For most of my life I have called Southeastern NC home and I have a deep passion for the people of this area. For much of that time I have used my time and energy in the professional world working in a business setting. When not working I always found myself investing free time with people of my community. Whether it has been through working directly with the youth at church, or providing support and education to various populations in the community, I have always found my greatest fulfillment in witnessing the development of others.

This fondness of people eventually led to the pursuit of a Masters in Counseling from Liberty University in order to properly make my passion my profession.

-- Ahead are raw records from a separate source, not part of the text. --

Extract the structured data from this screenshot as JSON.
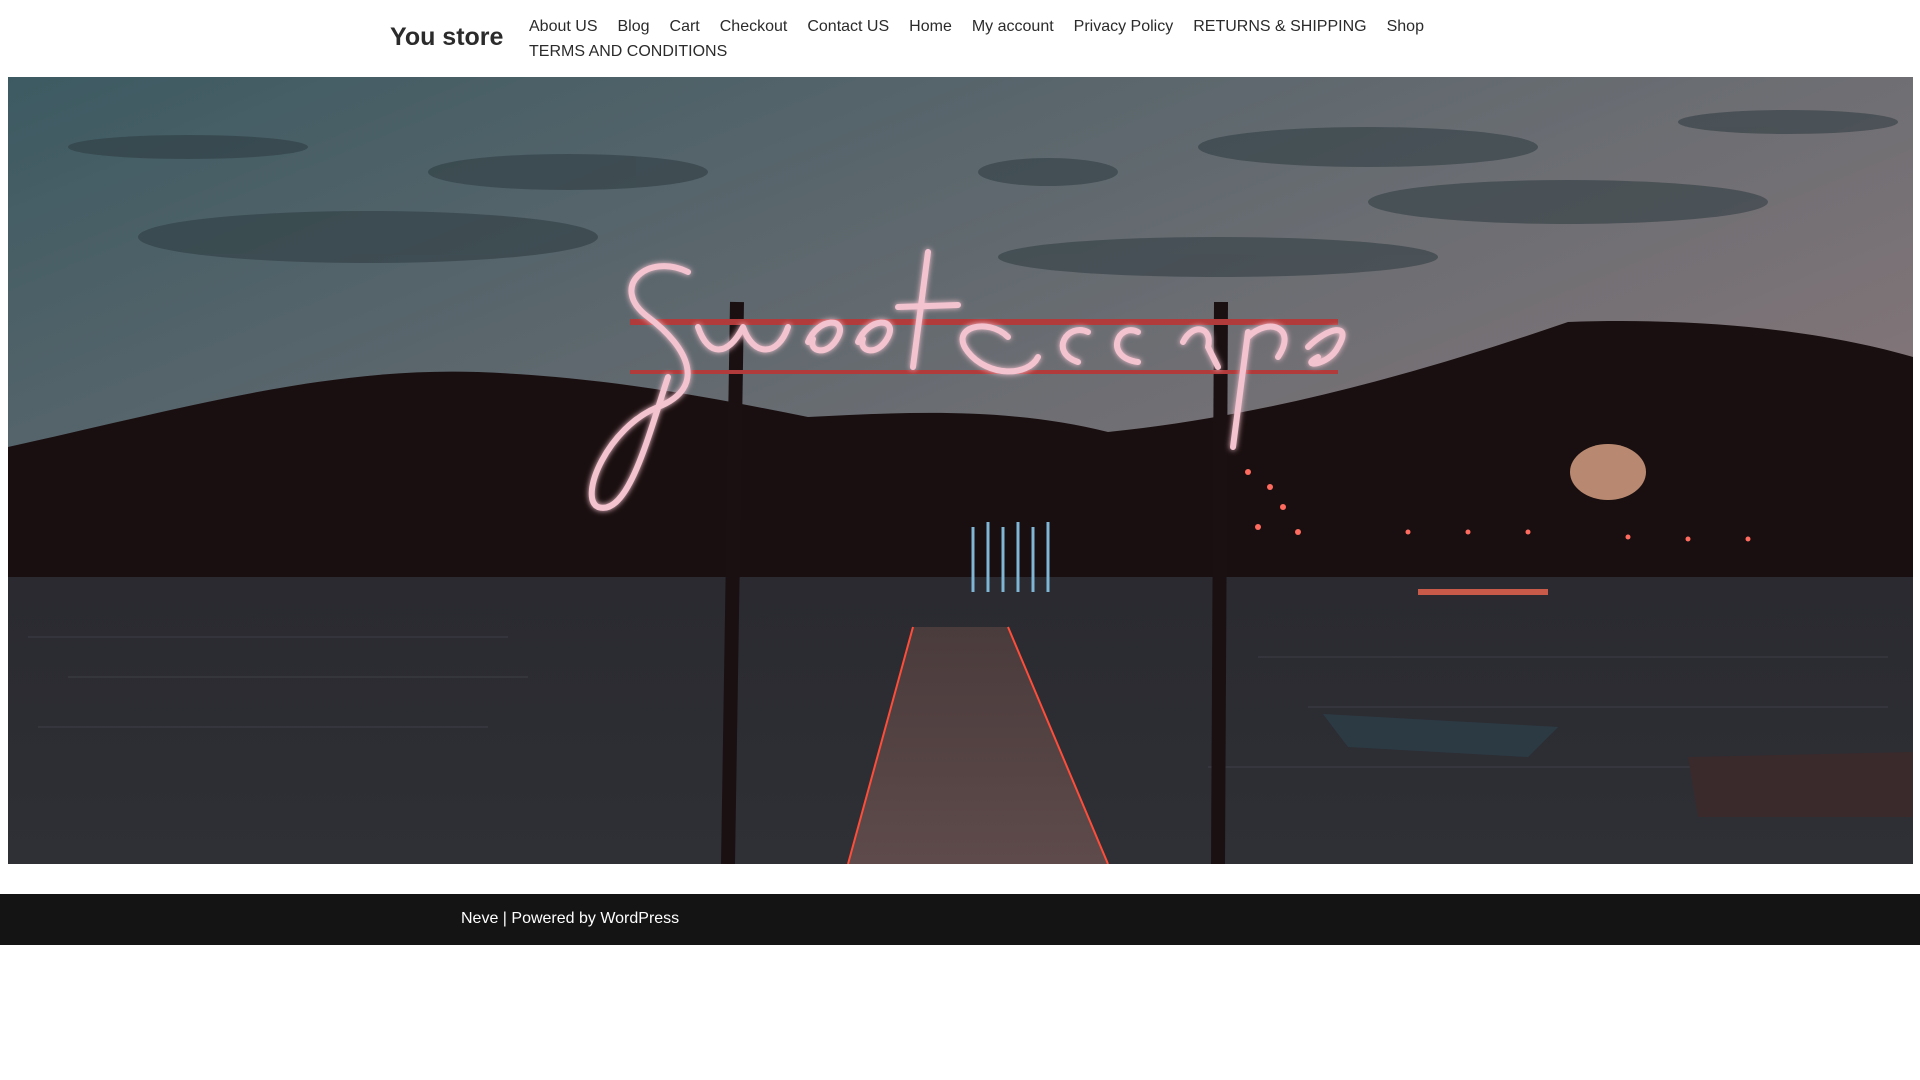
{
  "header": {
    "site_title": "You store",
    "nav_items": [
      "About US",
      "Blog",
      "Cart",
      "Checkout",
      "Contact US",
      "Home",
      "My account",
      "Privacy Policy",
      "RETURNS & SHIPPING",
      "Shop",
      "TERMS AND CONDITIONS"
    ]
  },
  "hero": {
    "image": "neon-sign-pier-at-dusk",
    "sign_text": "Sweet escape"
  },
  "footer": {
    "theme_link": "Neve",
    "separator": " | Powered by ",
    "platform_link": "WordPress"
  },
  "colors": {
    "text": "#2b2b2b",
    "footer_bg": "#141414",
    "neon": "#f4c3d0"
  }
}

About four years ago, after receiving a Masters of Counseling from Liberty University I became a Licensed Professional Counselor Associate. I have been working in the counseling field for about five years in various roles. I find great pleasure in helping individuals navigate challenges. I focus on implementing skills and behaviors with clients to utilize in life. These skills are to move individuals toward their goals of living an impactful life worth living that they desire.

Growing up in a military town with a vast range in population has been an asset to my life. I bring a varied life experience to meet you where you are. It has been frequently reported by clients, I am easy to identify with and authentic in my approach. I have experience working with couples, and individuals ages 13 and up with many topics such as anxiety, stress, communication, and various marital issues. It is my desire to bring my love of people, love of place, life experience, education, and counseling experience to bring about the change or solution a client seeks.